Other finalists for the annual Jackson Wild Media Awards include episodes of BBC’s Blue Planet II and Netflix’s Our Planet. The winners will be announced on 26 September in Wyoming.

From Asia to Antarctica—a documentary produced last year by Eco-Business that explores the climate connection between both continents—has been shortlisted for this year’s Jackson Wild Media Awards, touted as the Oscars of nature filmmaking.

Finalists for the annual film competition were announced on 5 August by organisers of the Jackson Wild Summit, an international conference to be held in Jackson, Wyoming in the United States from 21 to 27 September this year.

Winners will be announced at the Grand Teton Awards Gala Celebration on 26 September.

The finalists competing in more than 30 categories this year include BBC’s Blue Planet II: One Ocean and Our Planet: Jungles by Silverback Films for Netflix, as well as National Geographic Documentary Films’ Free Solo. The latter, which chronicled climber Alex Honnold’s historic ascent of the El Capitan rock formation at Yosemite National Park without ropes or safety gear, won Best Documentary Feature at this year’s Oscars.

From Asia to Antarctica is one of three finalists in the Conservation Short Form category. It is up against Sides of a Horn, which is about South Africa’s rhino poaching war, and Nigerians Fight to Protect the World’s Most Trafficked Mammal, which documents the plight of the pangolin.

On this year’s “inspired” finalists, Jackson Wild executive director Lisa Samford said: “With powerful messaging and stunning imaging, these richly woven stories from around the world are high impact and purpose-driven.”

The competition drew more than 1,000 entries from over 30 countries and finalists were selected by more than 250 international judges.

From Asia to Antarctica documents the ClimateForce: Antarctica 2018 expedition led by British polar explorer Robert Swan. The 17-minute documentary, by Eco-Business managing editor Jessica Cheam and Scottish documentarian Fraser Morton, also features footage from the South Pole Energy Challenge—the world’s first renewable energy expedition led by Sir Robert and his son Barney that took place from December 2017 to January 2018.

Released in June last year, the film is part of Eco-Business’ multi-year Changing Course campaign, which advocates renewable energy, zero waste, sustainable lifestyles and engaging youth on environmental issues.

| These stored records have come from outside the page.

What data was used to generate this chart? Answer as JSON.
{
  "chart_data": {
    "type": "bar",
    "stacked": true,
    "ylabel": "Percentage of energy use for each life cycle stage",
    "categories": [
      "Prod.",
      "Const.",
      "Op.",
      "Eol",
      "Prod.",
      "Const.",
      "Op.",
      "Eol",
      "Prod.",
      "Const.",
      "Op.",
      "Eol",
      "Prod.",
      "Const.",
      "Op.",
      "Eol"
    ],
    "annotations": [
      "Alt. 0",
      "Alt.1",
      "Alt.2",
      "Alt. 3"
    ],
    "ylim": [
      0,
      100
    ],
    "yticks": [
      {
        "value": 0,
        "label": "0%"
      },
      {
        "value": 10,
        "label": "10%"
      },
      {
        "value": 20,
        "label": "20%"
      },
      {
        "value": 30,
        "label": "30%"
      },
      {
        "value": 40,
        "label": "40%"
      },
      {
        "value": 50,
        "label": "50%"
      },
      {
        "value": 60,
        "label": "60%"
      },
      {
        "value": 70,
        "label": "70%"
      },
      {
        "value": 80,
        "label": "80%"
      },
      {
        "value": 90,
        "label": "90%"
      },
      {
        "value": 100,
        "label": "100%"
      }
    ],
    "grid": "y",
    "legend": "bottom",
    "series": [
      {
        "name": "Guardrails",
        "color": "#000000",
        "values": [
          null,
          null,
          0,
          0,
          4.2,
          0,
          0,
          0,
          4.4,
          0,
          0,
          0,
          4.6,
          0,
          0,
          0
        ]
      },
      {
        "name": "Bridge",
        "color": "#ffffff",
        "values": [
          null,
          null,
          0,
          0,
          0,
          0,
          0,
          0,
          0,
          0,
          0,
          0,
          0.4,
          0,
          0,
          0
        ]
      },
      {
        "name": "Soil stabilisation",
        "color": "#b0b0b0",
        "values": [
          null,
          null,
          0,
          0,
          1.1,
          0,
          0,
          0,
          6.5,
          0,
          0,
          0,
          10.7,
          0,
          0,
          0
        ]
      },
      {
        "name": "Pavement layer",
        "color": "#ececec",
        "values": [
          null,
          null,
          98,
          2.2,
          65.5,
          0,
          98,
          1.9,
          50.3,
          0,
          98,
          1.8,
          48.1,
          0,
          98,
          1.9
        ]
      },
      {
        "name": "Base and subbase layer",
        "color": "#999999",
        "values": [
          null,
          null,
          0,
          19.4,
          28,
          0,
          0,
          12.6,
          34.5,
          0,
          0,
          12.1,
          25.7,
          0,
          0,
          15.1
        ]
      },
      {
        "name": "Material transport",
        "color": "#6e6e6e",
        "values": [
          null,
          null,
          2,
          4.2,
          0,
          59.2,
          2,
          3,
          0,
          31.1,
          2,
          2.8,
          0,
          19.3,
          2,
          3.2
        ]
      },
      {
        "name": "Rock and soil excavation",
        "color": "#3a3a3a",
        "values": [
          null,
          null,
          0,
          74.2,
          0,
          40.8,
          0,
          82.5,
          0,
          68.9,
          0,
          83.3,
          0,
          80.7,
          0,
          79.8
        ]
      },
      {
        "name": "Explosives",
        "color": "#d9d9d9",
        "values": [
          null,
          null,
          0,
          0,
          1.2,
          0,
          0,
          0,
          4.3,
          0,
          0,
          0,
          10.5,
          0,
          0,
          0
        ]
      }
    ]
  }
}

This year’s edition of the campaign will feature a new documentary from a recent trip to the Arctic by Cheam and Morton. It will premiere in October and be showcased as part of the Changing Course 2019 exhibition in Singapore later this year.

Cheam added, “We are so thrilled and humbled to be shortlisted for this award, I hope this helps get our documentary seen by an even wider audience to help inspire action on our climate crisis.”